I started driving to my next pet sit when I saw something in the distance. Two very familiar shapes, one brown and one red, with wagging tails coming clearer between my windshield wipers. I pulled over and two sopping wet, very impressed-with-themselves, dogs checked out my ride.

I opened the passenger door and shouted "BOYS! Get in the car!" Buster looked at Dave to see what the plan was. Dave was considering. I grabbed my box of treats from the back seat and shook it. Buster jumped in. Reluctantly, Dave did the same.
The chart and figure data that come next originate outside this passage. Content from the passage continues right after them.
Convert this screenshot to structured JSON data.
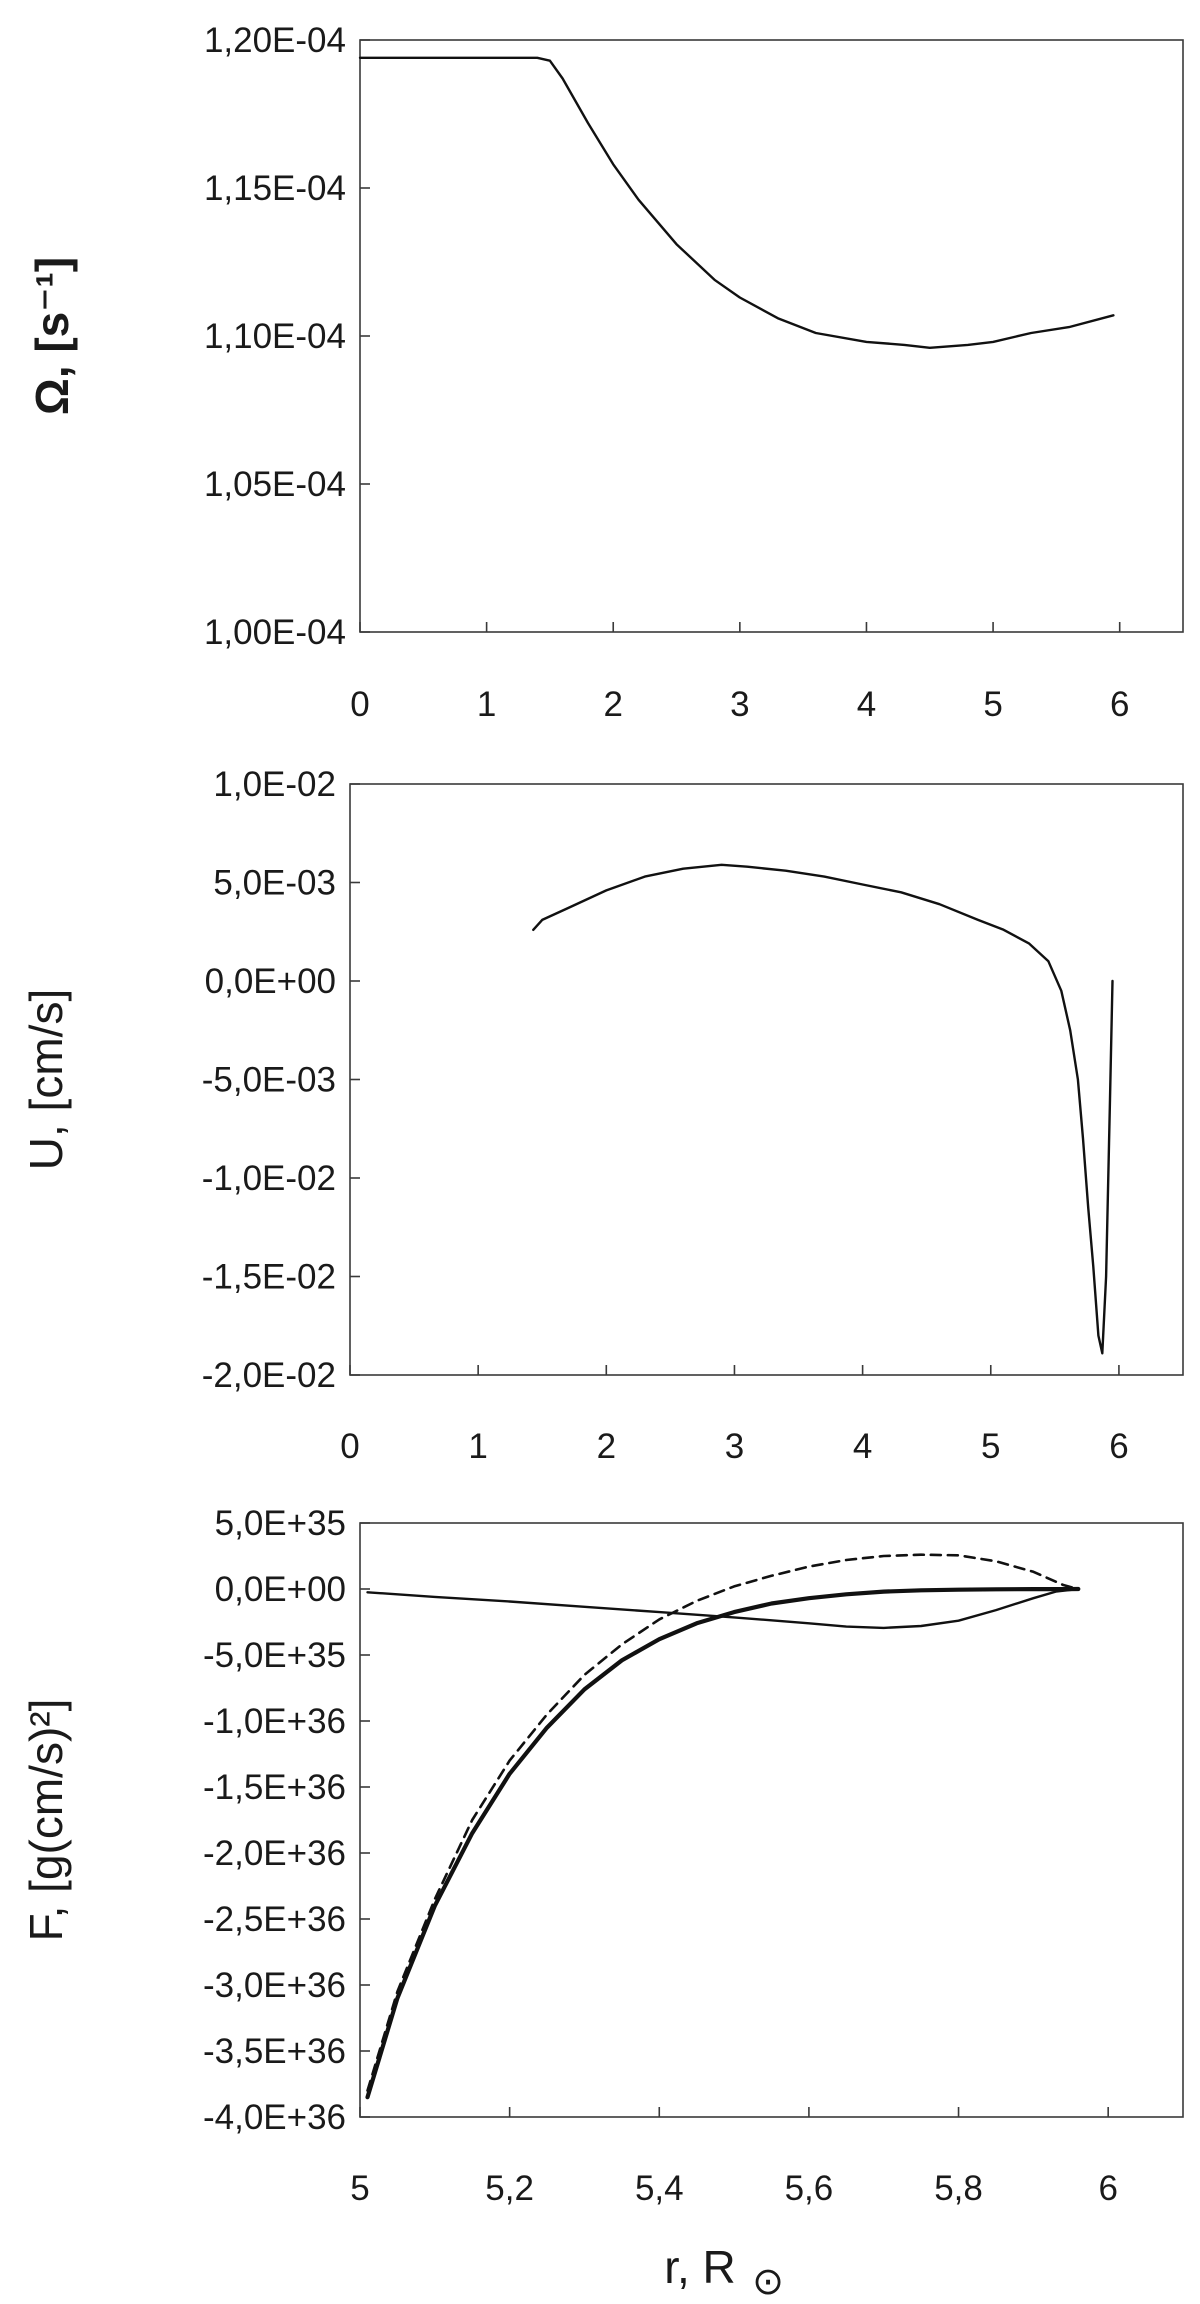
{
  "chart_data": [
    {
      "type": "line",
      "title": "",
      "ylabel": "Ω, [s⁻¹]",
      "xlabel": "",
      "xlim": [
        0,
        6.5
      ],
      "ylim": [
        0.0001,
        0.00012
      ],
      "x_ticks": [
        0,
        1,
        2,
        3,
        4,
        5,
        6
      ],
      "x_tick_labels": [
        "0",
        "1",
        "2",
        "3",
        "4",
        "5",
        "6"
      ],
      "y_ticks": [
        0.0001,
        0.000105,
        0.00011,
        0.000115,
        0.00012
      ],
      "y_tick_labels": [
        "1,00E-04",
        "1,05E-04",
        "1,10E-04",
        "1,15E-04",
        "1,20E-04"
      ],
      "grid": false,
      "series": [
        {
          "style": "solid",
          "x": [
            0,
            0.5,
            1.0,
            1.4,
            1.5,
            1.6,
            1.8,
            2.0,
            2.2,
            2.5,
            2.8,
            3.0,
            3.3,
            3.6,
            4.0,
            4.3,
            4.5,
            4.8,
            5.0,
            5.3,
            5.6,
            5.95
          ],
          "y": [
            0.0001194,
            0.0001194,
            0.0001194,
            0.0001194,
            0.0001193,
            0.0001187,
            0.0001172,
            0.0001158,
            0.0001146,
            0.0001131,
            0.0001119,
            0.0001113,
            0.0001106,
            0.0001101,
            0.0001098,
            0.0001097,
            0.0001096,
            0.0001097,
            0.0001098,
            0.0001101,
            0.0001103,
            0.0001107
          ]
        }
      ]
    },
    {
      "type": "line",
      "title": "",
      "ylabel": "U, [cm/s]",
      "xlabel": "",
      "xlim": [
        0,
        6.5
      ],
      "ylim": [
        -0.02,
        0.01
      ],
      "x_ticks": [
        0,
        1,
        2,
        3,
        4,
        5,
        6
      ],
      "x_tick_labels": [
        "0",
        "1",
        "2",
        "3",
        "4",
        "5",
        "6"
      ],
      "y_ticks": [
        -0.02,
        -0.015,
        -0.01,
        -0.005,
        0,
        0.005,
        0.01
      ],
      "y_tick_labels": [
        "-2,0E-02",
        "-1,5E-02",
        "-1,0E-02",
        "-5,0E-03",
        "0,0E+00",
        "5,0E-03",
        "1,0E-02"
      ],
      "grid": false,
      "series": [
        {
          "style": "solid",
          "x": [
            1.43,
            1.5,
            1.7,
            2.0,
            2.3,
            2.6,
            2.9,
            3.1,
            3.4,
            3.7,
            4.0,
            4.3,
            4.6,
            4.9,
            5.1,
            5.3,
            5.45,
            5.55,
            5.62,
            5.68,
            5.72,
            5.76,
            5.8,
            5.84,
            5.87,
            5.9,
            5.93,
            5.95
          ],
          "y": [
            0.0026,
            0.0031,
            0.0037,
            0.0046,
            0.0053,
            0.0057,
            0.0059,
            0.0058,
            0.0056,
            0.0053,
            0.0049,
            0.0045,
            0.0039,
            0.0031,
            0.0026,
            0.0019,
            0.001,
            -0.0005,
            -0.0025,
            -0.005,
            -0.008,
            -0.0115,
            -0.0145,
            -0.018,
            -0.0189,
            -0.015,
            -0.006,
            0.0
          ]
        }
      ]
    },
    {
      "type": "line",
      "title": "",
      "ylabel": "F, [g(cm/s)²]",
      "xlabel": "r, R",
      "xlabel_symbol": "⊙",
      "xlim": [
        5.0,
        6.1
      ],
      "ylim": [
        -4e+36,
        5e+35
      ],
      "x_ticks": [
        5.0,
        5.2,
        5.4,
        5.6,
        5.8,
        6.0
      ],
      "x_tick_labels": [
        "5",
        "5,2",
        "5,4",
        "5,6",
        "5,8",
        "6"
      ],
      "y_ticks": [
        -4e+36,
        -3.5e+36,
        -3e+36,
        -2.5e+36,
        -2e+36,
        -1.5e+36,
        -1e+36,
        -5e+35,
        0,
        5e+35
      ],
      "y_tick_labels": [
        "-4,0E+36",
        "-3,5E+36",
        "-3,0E+36",
        "-2,5E+36",
        "-2,0E+36",
        "-1,5E+36",
        "-1,0E+36",
        "-5,0E+35",
        "0,0E+00",
        "5,0E+35"
      ],
      "grid": false,
      "series": [
        {
          "style": "thick",
          "x": [
            5.01,
            5.05,
            5.1,
            5.15,
            5.2,
            5.25,
            5.3,
            5.35,
            5.4,
            5.45,
            5.5,
            5.55,
            5.6,
            5.65,
            5.7,
            5.75,
            5.8,
            5.85,
            5.9,
            5.94,
            5.96
          ],
          "y": [
            -3.85e+36,
            -3.1e+36,
            -2.4e+36,
            -1.85e+36,
            -1.4e+36,
            -1.05e+36,
            -7.6e+35,
            -5.4e+35,
            -3.8e+35,
            -2.6e+35,
            -1.75e+35,
            -1.1e+35,
            -7e+34,
            -4e+34,
            -2e+34,
            -1e+34,
            -5e+33,
            -2e+33,
            -1e+33,
            -5e+32,
            -1e+32
          ]
        },
        {
          "style": "dashed",
          "x": [
            5.01,
            5.05,
            5.1,
            5.15,
            5.2,
            5.25,
            5.3,
            5.35,
            5.4,
            5.45,
            5.5,
            5.55,
            5.6,
            5.65,
            5.7,
            5.75,
            5.8,
            5.85,
            5.9,
            5.94,
            5.96
          ],
          "y": [
            -3.8e+36,
            -3.05e+36,
            -2.35e+36,
            -1.75e+36,
            -1.3e+36,
            -9.5e+35,
            -6.5e+35,
            -4.2e+35,
            -2.3e+35,
            -9e+34,
            2e+34,
            1e+35,
            1.7e+35,
            2.2e+35,
            2.5e+35,
            2.6e+35,
            2.55e+35,
            2.1e+35,
            1.3e+35,
            3e+34,
            -1e+33
          ]
        },
        {
          "style": "thin",
          "x": [
            5.01,
            5.1,
            5.2,
            5.3,
            5.4,
            5.5,
            5.6,
            5.65,
            5.7,
            5.75,
            5.8,
            5.85,
            5.9,
            5.93,
            5.96
          ],
          "y": [
            -2.5e+34,
            -6e+34,
            -9.5e+34,
            -1.35e+35,
            -1.75e+35,
            -2.15e+35,
            -2.6e+35,
            -2.85e+35,
            -2.95e+35,
            -2.8e+35,
            -2.4e+35,
            -1.6e+35,
            -7e+34,
            -2e+34,
            0
          ]
        }
      ]
    }
  ]
}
On the way home they wrestled each other for the front passenger seat and made my car stink to high hell. What a wonderful day! They got a romp in the rain, treats, and a car ride. I pretty much had a heart attack.

In moments like this, what do you leave in the note to the client? "Dave and Buster got away from me for a moment, but I got a hold of them and all is well. From now on I won't let them leave so much as the kitchen without a leash on. No one pooped." Wait, let me check my pants. Yeah, no one pooped.